Running the actual extraction takes a while but we only have to do it once.

jpglist <- list()
for (i in 1:length(urls)) {
	jpglist[[i]] <- readJPEG(getURLContent(urls[i]))
}

This next complicated bit of code comes again from the is.R() blog. You can read more about it there. The idea is that is the color information from the raster image is can be averaged in order to produce coordinates in color space.

meanRGB <- t(sapply(jpglist,function(ll) {
	apply(ll[,,-4],3,mean)
}

cardDistance <- dist(meanRGB)
cardDistance[cardDistance <= 0] <- 1e-10
MDS <- isoMDS(cardDistance)$points

Bind the color and name of each card to its position in color space then save the data so we don’t have to run the loop in the future.

col <- as.character(l$color)
name <- l$name
posCol <- data.frame(MDS,col,name)

save(posCol,file="posCol.Rdata")

There is now a file in R’s working directory called posCol.Rdata which you can load directly into R with the load() function.

Then we make a simple scatter plot and make all the colors line up with appropriate Colors. The goal here is simply to be able to identify clustering if there is any. In order to deal with the fact that the cards are ordered by color we’ll randomize them.

posCol <- posCol[sample(nrow(posCol)),]

p <- ggplot(posCol,aes(x=X1,y=X2,color=col))
p + geom_point(size=2) + 
	scale_color_manual(values=c('black','green','red','blue','white'))

MagicColors

You can see some distinct regions of dominance in the image. Red and Blue are are mostly separate, but White shares space with them. Green shares a lot of space with Black.

We can go a bit deeper into this analysis, rather than just rely on what I conclude by eyeballing the scatterplot. The mean position for each color is easy to calculate (if not terribly robust) and we can then compute a distance matrix.

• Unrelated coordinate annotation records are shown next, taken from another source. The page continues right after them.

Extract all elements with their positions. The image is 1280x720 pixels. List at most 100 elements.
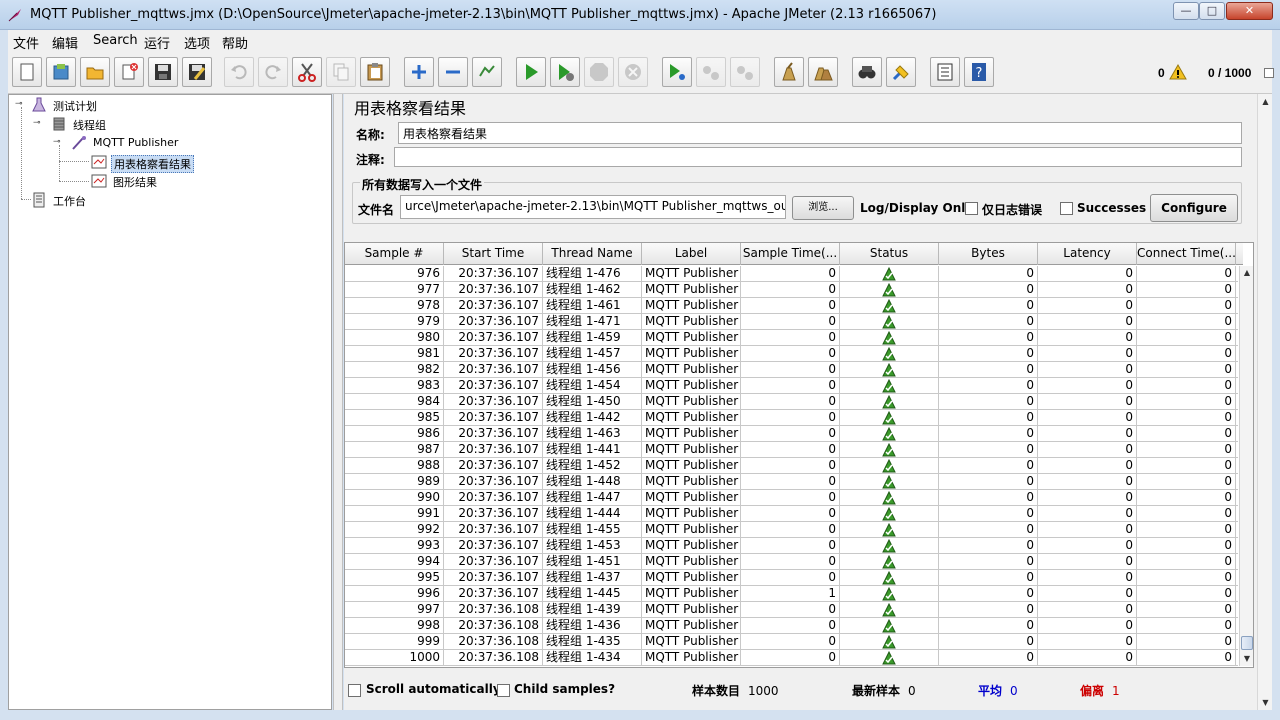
paste-button[interactable]	[360, 57, 390, 87]
cut-button[interactable]	[292, 57, 322, 87]
test-plan-tree: ⊸ ⊸ ⊸ 测试计划 线程组 MQTT Publisher 用表格察看结果 图形…	[8, 94, 332, 710]
configure-button[interactable]: Configure	[1150, 194, 1238, 222]
scroll-automatically-checkbox[interactable]	[348, 684, 361, 697]
split-pane-divider[interactable]	[333, 94, 343, 710]
help-button[interactable]: ?	[964, 57, 994, 87]
start-button[interactable]	[516, 57, 546, 87]
scroll-down-arrow[interactable]: ▼	[1240, 652, 1254, 666]
expand-all-button[interactable]	[404, 57, 434, 87]
table-row[interactable]: 999 20:37:36.108 线程组 1-435 MQTT Publisher 0 0…	[345, 634, 1238, 650]
undo-button[interactable]	[224, 57, 254, 87]
remote-shutdown-all-button[interactable]	[730, 57, 760, 87]
column-header-connect-time[interactable]: Connect Time(...	[1137, 243, 1236, 265]
search-button[interactable]	[852, 57, 882, 87]
comment-field[interactable]	[394, 147, 1242, 167]
filename-field[interactable]: urce\Jmeter\apache-jmeter-2.13\bin\MQTT …	[400, 195, 786, 219]
column-header-label[interactable]: Label	[642, 243, 741, 265]
scroll-thumb[interactable]	[1241, 636, 1253, 650]
column-header-sample-time[interactable]: Sample Time(...	[741, 243, 840, 265]
shutdown-icon	[625, 64, 641, 80]
table-row[interactable]: 994 20:37:36.107 线程组 1-451 MQTT Publisher 0 0…	[345, 554, 1238, 570]
table-row[interactable]: 993 20:37:36.107 线程组 1-453 MQTT Publisher 0 0…	[345, 538, 1238, 554]
templates-button[interactable]	[46, 57, 76, 87]
workbench-icon	[33, 192, 45, 208]
table-row[interactable]: 980 20:37:36.107 线程组 1-459 MQTT Publisher 0 0…	[345, 330, 1238, 346]
table-row[interactable]: 989 20:37:36.107 线程组 1-448 MQTT Publisher 0 0…	[345, 474, 1238, 490]
column-header-sample[interactable]: Sample #	[345, 243, 444, 265]
tree-toggle-mqtt-publisher[interactable]: ⊸	[53, 137, 61, 147]
column-header-bytes[interactable]: Bytes	[939, 243, 1038, 265]
browse-button[interactable]: 浏览...	[792, 196, 854, 220]
table-row[interactable]: 996 20:37:36.107 线程组 1-445 MQTT Publisher 1 0…	[345, 586, 1238, 602]
save-as-button[interactable]	[182, 57, 212, 87]
table-scrollbar[interactable]: ▲ ▼	[1239, 266, 1253, 666]
maximize-button[interactable]: □	[1199, 2, 1225, 20]
table-row[interactable]: 985 20:37:36.107 线程组 1-442 MQTT Publisher 0 0…	[345, 410, 1238, 426]
cell-status	[840, 346, 939, 362]
remote-start-all-button[interactable]	[662, 57, 692, 87]
column-header-latency[interactable]: Latency	[1038, 243, 1137, 265]
minimize-button[interactable]: —	[1173, 2, 1199, 20]
table-row[interactable]: 979 20:37:36.107 线程组 1-471 MQTT Publisher 0 0…	[345, 314, 1238, 330]
panel-scrollbar[interactable]: ▲ ▼	[1257, 94, 1272, 710]
table-row[interactable]: 977 20:37:36.107 线程组 1-462 MQTT Publisher 0 0…	[345, 282, 1238, 298]
function-helper-button[interactable]	[930, 57, 960, 87]
menu-help[interactable]: 帮助	[222, 33, 248, 52]
table-row[interactable]: 983 20:37:36.107 线程组 1-454 MQTT Publisher 0 0…	[345, 378, 1238, 394]
new-button[interactable]	[12, 57, 42, 87]
successes-checkbox[interactable]	[1060, 202, 1073, 215]
table-row[interactable]: 978 20:37:36.107 线程组 1-461 MQTT Publisher 0 0…	[345, 298, 1238, 314]
table-row[interactable]: 981 20:37:36.107 线程组 1-457 MQTT Publisher 0 0…	[345, 346, 1238, 362]
remote-stop-all-button[interactable]	[696, 57, 726, 87]
tree-toggle-test-plan[interactable]: ⊸	[15, 99, 23, 109]
menu-edit[interactable]: 编辑	[52, 33, 78, 52]
column-header-thread-name[interactable]: Thread Name	[543, 243, 642, 265]
menu-search[interactable]: Search	[93, 33, 138, 48]
collapse-all-button[interactable]	[438, 57, 468, 87]
save-button[interactable]	[148, 57, 178, 87]
child-samples-checkbox[interactable]	[497, 684, 510, 697]
close-file-button[interactable]	[114, 57, 144, 87]
menu-file[interactable]: 文件	[13, 33, 39, 52]
results-table: Sample # Start Time Thread Name Label Sa…	[344, 242, 1254, 668]
table-row[interactable]: 997 20:37:36.108 线程组 1-439 MQTT Publisher 0 0…	[345, 602, 1238, 618]
table-row[interactable]: 988 20:37:36.107 线程组 1-452 MQTT Publisher 0 0…	[345, 458, 1238, 474]
name-field[interactable]: 用表格察看结果	[398, 122, 1242, 144]
table-row[interactable]: 1000 20:37:36.108 线程组 1-434 MQTT Publisher 0…	[345, 650, 1238, 666]
table-row[interactable]: 984 20:37:36.107 线程组 1-450 MQTT Publisher 0 0…	[345, 394, 1238, 410]
copy-button[interactable]	[326, 57, 356, 87]
menu-run[interactable]: 运行	[144, 33, 170, 52]
tree-toggle-thread-group[interactable]: ⊸	[33, 118, 41, 128]
close-window-button[interactable]: ✕	[1226, 2, 1273, 20]
cell-thread-name: 线程组 1-476	[543, 266, 642, 282]
panel-scroll-down-arrow[interactable]: ▼	[1258, 695, 1273, 710]
panel-scroll-up-arrow[interactable]: ▲	[1258, 94, 1273, 109]
table-row[interactable]: 992 20:37:36.107 线程组 1-455 MQTT Publisher 0 0…	[345, 522, 1238, 538]
clear-button[interactable]	[774, 57, 804, 87]
column-header-start-time[interactable]: Start Time	[444, 243, 543, 265]
clear-all-button[interactable]	[808, 57, 838, 87]
table-row[interactable]: 976 20:37:36.107 线程组 1-476 MQTT Publisher 0 0…	[345, 266, 1238, 282]
stop-button[interactable]	[584, 57, 614, 87]
table-row[interactable]: 995 20:37:36.107 线程组 1-437 MQTT Publisher 0 0…	[345, 570, 1238, 586]
warning-icon[interactable]	[1169, 64, 1187, 80]
success-status-icon	[882, 299, 896, 313]
cell-start-time: 20:37:36.107	[444, 394, 543, 410]
table-row[interactable]: 990 20:37:36.107 线程组 1-447 MQTT Publisher 0 0…	[345, 490, 1238, 506]
scroll-up-arrow[interactable]: ▲	[1240, 266, 1254, 280]
table-row[interactable]: 987 20:37:36.107 线程组 1-441 MQTT Publisher 0 0…	[345, 442, 1238, 458]
table-row[interactable]: 991 20:37:36.107 线程组 1-444 MQTT Publisher 0 0…	[345, 506, 1238, 522]
toggle-button[interactable]	[472, 57, 502, 87]
redo-button[interactable]	[258, 57, 288, 87]
table-row[interactable]: 982 20:37:36.107 线程组 1-456 MQTT Publisher 0 0…	[345, 362, 1238, 378]
reset-search-button[interactable]	[886, 57, 916, 87]
table-row[interactable]: 998 20:37:36.108 线程组 1-436 MQTT Publisher 0 0…	[345, 618, 1238, 634]
open-button[interactable]	[80, 57, 110, 87]
start-no-pause-button[interactable]	[550, 57, 580, 87]
menu-options[interactable]: 选项	[184, 33, 210, 52]
table-row[interactable]: 986 20:37:36.107 线程组 1-463 MQTT Publisher 0 0…	[345, 426, 1238, 442]
cell-latency: 0	[1038, 394, 1137, 410]
shutdown-button[interactable]	[618, 57, 648, 87]
errors-only-checkbox[interactable]	[965, 202, 978, 215]
column-header-status[interactable]: Status	[840, 243, 939, 265]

x <- with(posCol,tapply(X1,col,mean))
y <- with(posCol,tapply(X2,col,mean))

mean.pos <- data.frame(x,y)
round(dist(x,y),3)
      B     G     R     U
G 0.082                  
R 0.154 0.094            
U 0.135 0.084 0.161      
W 0.196 0.115 0.123 0.101

The matrix suggests that Green and Black (or maybe Green and Blue) are the most similar Colors in terms of the color palate used for them. By far the most dissimilar are Black and White, although both Red and Blue and Red and Black are close follow ups. By a couple of different metrics it is apparent that Black has the least variability in color while Blue has the most.

We can do a better job of visually checking the variability of the colors positions as well.

CompareColors

We can also use ggplot2 to draw contour lines with the geom_density2d() layer that estimates the density in two dimensions. This makes seeing a middle for each plot much easier.

magiccolorcontour

This makes the incredible similarity in color palate between Green and Black the most apparent. Perhaps surprising for enemy colors.